In der Lombardei sind die Wähler am Sonntag zu einem Referendum aufgerufen: Allerdings geht es nicht um eine Abspaltung, sondern um mehr Autonomie. "Wir sind nicht Katalonien", sagt Regionalpräsident Roberto Maroni. "Wir verbleiben innerhalb der italienischen Nation mit mehr Autonomie, während Katalonien 29. Mitgliedstaat der EU werden will. Wir nicht. Jedenfalls nicht jetzt."

Allerdings gibt es Parallelen zwischen den beiden Regionen: Sowohl Katalonien als auch die Lombardei sind industrielle Motoren ihrer Länder und tragen viel zum Bruttoninlandsprodukt bei. Maroni beklagt sich, dass die Lombardei mit ihrem Finanzzentrum Mailand jährlich rund 54 Milliarden Euro mehr Steuern nach Rom überweist als sie von der Zentralregierung zurückbekommt. Der Präsident sähe die Summe gern halbiert.

Zurzeit buhlen Katalonien und die Lombardei um eine EU-Behörde, die infolge einer weiteren schmerzhaften Trennung in Europa ihre Zelte in Großbritannien abbricht. Die EU-Arzneimittelbehörde EMA sucht nach dem Brexit eine neue Heimat. Das Rennen ist offen: Neben Barcelona und Mailand sind weitere Städte im Gespräch.

Maroni ist Funktionär der Regionalpartei Lega Nord, die sich in den 90er Jahren für den unabhängigen Staat Padanien im Norden des Landes starkmachte. Die Loslösungsbestrebungen sind inzwischen Vergangenheit. Geblieben ist die Forderung nach mehr Autonomie, wozu neue Finanzvereinbarungen mit der Zentralregierung gehören.

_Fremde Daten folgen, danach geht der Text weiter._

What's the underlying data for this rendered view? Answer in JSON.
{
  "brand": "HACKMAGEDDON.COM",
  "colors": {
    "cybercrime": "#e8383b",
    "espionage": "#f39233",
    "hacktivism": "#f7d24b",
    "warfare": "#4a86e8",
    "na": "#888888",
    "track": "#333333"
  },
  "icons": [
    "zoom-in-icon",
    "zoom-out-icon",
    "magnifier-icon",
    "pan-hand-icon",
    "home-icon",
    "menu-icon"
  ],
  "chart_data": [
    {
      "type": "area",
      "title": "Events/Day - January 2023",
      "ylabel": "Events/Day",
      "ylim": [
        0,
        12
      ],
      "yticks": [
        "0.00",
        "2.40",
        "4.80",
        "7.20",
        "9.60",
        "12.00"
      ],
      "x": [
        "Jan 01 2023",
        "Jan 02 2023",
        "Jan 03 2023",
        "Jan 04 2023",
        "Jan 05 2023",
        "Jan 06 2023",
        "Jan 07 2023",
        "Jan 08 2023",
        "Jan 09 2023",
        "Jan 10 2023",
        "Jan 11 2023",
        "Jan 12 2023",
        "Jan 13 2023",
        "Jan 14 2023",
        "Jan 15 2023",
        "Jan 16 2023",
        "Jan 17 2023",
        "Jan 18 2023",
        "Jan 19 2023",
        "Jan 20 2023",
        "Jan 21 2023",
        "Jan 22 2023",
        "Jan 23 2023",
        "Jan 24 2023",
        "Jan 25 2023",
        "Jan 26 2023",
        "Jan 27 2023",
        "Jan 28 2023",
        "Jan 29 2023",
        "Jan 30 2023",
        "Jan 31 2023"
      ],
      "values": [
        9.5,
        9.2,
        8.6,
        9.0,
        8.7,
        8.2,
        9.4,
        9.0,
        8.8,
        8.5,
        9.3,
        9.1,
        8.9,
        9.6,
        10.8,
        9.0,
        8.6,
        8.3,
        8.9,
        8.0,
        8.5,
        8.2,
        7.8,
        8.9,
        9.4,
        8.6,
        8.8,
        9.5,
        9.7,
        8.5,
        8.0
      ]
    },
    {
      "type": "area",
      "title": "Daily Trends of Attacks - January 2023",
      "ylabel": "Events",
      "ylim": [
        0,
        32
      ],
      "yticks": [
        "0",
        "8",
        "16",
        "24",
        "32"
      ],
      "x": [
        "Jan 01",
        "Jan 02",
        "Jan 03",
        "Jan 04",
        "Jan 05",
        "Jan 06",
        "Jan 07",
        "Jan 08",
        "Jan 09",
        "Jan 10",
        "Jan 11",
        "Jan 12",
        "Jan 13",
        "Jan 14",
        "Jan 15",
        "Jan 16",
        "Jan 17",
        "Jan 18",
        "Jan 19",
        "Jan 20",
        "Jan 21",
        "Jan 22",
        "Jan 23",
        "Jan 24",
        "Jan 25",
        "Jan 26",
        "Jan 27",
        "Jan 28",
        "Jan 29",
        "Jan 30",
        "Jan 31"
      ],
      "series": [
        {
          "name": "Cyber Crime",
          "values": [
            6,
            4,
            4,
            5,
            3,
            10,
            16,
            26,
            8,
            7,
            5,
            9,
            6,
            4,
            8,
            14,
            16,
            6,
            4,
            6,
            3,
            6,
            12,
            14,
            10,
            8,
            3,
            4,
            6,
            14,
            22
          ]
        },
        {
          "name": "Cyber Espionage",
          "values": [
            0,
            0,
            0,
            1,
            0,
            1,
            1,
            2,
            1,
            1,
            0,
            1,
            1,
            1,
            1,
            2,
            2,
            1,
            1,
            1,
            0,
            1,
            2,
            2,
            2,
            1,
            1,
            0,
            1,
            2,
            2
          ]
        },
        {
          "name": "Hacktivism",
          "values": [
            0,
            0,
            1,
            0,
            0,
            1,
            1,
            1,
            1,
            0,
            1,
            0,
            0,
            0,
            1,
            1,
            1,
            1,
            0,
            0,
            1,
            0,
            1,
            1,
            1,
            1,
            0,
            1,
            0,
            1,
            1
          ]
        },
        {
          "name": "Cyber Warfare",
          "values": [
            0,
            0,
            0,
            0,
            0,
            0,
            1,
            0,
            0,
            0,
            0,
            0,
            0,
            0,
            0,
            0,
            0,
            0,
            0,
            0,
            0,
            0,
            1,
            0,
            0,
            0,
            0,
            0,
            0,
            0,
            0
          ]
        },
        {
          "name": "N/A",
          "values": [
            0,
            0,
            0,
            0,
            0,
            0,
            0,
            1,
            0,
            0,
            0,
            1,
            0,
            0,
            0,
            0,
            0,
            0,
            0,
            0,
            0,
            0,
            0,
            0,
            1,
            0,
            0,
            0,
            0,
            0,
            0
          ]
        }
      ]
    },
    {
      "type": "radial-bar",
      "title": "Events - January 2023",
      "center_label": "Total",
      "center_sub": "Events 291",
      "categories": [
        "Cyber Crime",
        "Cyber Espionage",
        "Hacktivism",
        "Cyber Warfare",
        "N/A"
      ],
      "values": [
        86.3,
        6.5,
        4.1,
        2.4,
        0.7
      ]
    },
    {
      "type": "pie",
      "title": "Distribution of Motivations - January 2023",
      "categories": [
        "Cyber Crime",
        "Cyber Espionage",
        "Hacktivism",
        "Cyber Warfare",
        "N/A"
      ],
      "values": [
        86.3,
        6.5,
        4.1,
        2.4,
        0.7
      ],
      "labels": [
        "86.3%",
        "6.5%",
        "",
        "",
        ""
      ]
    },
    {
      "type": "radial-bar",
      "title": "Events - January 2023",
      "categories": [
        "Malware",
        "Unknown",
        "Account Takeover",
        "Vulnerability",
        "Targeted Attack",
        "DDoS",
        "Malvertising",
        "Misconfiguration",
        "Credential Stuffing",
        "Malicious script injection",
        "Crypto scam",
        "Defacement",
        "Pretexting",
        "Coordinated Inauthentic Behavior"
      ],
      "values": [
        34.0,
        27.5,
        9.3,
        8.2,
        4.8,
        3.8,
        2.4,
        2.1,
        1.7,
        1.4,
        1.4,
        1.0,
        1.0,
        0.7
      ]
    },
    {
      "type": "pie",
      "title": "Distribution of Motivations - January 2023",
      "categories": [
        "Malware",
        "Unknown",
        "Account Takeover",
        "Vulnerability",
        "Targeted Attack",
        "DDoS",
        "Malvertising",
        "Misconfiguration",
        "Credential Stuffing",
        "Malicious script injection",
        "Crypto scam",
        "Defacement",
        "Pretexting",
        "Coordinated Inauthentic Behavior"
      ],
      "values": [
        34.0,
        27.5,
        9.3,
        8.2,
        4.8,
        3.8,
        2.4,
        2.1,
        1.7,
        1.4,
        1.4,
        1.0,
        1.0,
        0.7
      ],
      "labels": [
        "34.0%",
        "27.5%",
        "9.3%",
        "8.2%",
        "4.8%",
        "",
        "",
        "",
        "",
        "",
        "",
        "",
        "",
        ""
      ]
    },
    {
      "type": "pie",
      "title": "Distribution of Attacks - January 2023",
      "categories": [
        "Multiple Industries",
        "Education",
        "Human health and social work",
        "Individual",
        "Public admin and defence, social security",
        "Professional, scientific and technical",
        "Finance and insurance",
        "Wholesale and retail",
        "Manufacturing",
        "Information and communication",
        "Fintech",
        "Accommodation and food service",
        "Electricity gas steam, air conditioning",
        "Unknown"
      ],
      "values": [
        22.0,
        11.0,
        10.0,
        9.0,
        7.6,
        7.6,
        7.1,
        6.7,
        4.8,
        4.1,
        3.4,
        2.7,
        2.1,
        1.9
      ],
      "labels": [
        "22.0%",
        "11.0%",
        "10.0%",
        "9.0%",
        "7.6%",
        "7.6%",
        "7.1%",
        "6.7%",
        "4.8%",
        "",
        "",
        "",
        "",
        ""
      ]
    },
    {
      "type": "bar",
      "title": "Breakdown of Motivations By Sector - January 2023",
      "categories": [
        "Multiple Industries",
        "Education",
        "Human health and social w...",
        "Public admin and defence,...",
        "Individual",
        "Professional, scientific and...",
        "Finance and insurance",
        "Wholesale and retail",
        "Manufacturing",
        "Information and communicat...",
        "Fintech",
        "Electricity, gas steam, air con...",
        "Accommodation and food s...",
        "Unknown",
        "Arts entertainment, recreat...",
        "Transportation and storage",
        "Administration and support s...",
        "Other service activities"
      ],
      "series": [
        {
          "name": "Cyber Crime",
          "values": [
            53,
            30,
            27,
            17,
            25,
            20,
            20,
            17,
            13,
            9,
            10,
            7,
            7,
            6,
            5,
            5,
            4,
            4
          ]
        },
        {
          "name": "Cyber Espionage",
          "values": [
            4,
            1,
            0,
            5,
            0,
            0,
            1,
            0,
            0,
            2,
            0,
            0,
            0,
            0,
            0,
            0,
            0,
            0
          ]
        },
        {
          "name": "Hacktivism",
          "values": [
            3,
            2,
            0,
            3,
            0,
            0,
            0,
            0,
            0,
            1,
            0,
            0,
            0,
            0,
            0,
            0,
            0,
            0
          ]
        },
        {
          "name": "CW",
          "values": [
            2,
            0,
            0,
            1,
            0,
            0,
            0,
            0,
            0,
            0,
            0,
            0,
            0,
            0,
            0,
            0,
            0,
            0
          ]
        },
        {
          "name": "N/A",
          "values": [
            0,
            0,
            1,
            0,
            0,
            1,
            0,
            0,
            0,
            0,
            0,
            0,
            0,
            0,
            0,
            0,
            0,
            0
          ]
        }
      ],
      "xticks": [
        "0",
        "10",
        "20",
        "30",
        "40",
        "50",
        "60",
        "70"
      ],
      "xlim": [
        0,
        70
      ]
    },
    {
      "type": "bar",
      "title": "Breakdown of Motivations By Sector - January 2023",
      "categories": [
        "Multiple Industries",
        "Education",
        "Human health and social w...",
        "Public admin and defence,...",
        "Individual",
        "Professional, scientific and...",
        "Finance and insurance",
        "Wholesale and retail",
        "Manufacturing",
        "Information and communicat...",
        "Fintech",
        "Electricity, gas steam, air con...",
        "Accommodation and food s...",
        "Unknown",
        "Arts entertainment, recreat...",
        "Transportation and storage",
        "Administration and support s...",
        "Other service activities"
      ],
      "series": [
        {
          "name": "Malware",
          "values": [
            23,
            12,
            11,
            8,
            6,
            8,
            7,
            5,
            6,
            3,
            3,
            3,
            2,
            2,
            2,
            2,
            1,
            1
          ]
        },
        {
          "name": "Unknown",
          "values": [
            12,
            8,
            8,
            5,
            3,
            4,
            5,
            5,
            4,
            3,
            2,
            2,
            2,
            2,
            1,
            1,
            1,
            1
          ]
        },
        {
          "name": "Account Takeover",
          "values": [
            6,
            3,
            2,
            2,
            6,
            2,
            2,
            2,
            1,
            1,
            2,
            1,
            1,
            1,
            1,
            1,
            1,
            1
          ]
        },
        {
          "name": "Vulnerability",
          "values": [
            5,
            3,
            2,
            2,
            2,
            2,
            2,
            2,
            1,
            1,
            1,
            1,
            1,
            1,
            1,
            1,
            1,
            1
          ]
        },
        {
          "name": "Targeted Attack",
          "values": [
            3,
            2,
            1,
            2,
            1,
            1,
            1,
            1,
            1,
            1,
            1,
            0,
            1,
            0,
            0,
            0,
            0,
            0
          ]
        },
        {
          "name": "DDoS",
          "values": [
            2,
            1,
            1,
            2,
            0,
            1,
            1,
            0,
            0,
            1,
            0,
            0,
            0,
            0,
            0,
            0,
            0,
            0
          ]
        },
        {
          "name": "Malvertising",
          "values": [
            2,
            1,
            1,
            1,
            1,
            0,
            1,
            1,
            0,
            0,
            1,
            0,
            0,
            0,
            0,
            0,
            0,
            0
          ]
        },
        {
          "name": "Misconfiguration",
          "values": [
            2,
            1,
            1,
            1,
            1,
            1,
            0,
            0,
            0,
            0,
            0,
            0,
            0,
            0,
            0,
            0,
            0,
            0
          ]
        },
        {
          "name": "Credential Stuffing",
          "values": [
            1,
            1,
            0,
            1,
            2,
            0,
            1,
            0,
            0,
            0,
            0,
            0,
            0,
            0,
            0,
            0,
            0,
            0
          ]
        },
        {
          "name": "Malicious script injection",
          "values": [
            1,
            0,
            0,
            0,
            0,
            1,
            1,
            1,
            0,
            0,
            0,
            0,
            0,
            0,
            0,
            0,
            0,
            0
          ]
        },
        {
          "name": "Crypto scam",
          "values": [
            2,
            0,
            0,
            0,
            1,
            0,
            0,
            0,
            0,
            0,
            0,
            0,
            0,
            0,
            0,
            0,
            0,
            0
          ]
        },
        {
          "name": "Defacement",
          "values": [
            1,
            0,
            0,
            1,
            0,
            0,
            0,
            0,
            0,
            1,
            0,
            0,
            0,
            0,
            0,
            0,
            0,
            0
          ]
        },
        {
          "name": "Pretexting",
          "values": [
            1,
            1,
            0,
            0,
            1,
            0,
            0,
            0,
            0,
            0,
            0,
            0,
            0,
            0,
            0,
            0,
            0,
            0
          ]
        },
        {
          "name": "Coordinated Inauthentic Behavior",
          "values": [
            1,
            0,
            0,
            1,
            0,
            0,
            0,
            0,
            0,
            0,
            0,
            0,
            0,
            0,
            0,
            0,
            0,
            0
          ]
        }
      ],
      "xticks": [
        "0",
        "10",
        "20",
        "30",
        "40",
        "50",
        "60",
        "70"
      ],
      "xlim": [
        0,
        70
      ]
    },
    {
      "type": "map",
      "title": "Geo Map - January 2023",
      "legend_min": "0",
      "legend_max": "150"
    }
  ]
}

Italienische Verfassung lässt Autonomie-Referendum zu

Ein Ja-Votum wäre für die Regierung in Rom nicht verbindlich, würde Maroni aber ein stärkeres Verhandlungsmandat verschaffen. "Es liegt auf der Hand - je mehr Verhandlungsmacht ich habe, desto mehr Geld kann ich nach Hause bringen."

Die zusätzlichen Mittel sollen etwa in Forschung, Start-ups und Familienbetriebe fließen. Außerdem könnten damit Steuererleichterungen ausgeglichen werden, um Investitionsanreize für größere Unternehmen zu schaffen. Diese könnten mit Versprechen in die Region gelockt werden: "Ihr wisst, wenn Ihr nach Mailand kommt, müsst Ihr zwei oder drei Jahre keine Steuern zahlen", möchte Maroni ihnen gern sagen.

Die italienische Regierung hat klargemacht, dass sie das Referendum für unnötig erachtet, auch wenn es laut italienischer Verfassung erlaubt ist. Sie sieht vor, dass sich die Regionen mehr Selbstbestimmung aushandeln können.

Selbst wenn eine Mehrheit am Sonntag mit "Ja" stimmt, würde Experten zufolge ein rascher und dramatischer Wandel in der Lombardei ausbleiben. Möglicherweise werde sich die Region einige zusätzliche Rechte und ein bis zwei Milliarden Euro sichern, vermutet der Föderalismus-Experte von der Turiner Universität, Luca Ricolfi. Dies dürfte für die Regionalregierung bereits als Sieg gewertet werden. Allerdings gäbe es auch Schattenseiten: Die Spannungen zwischen dem reichen Norden und dem armen Süden dürften sich verschärfen.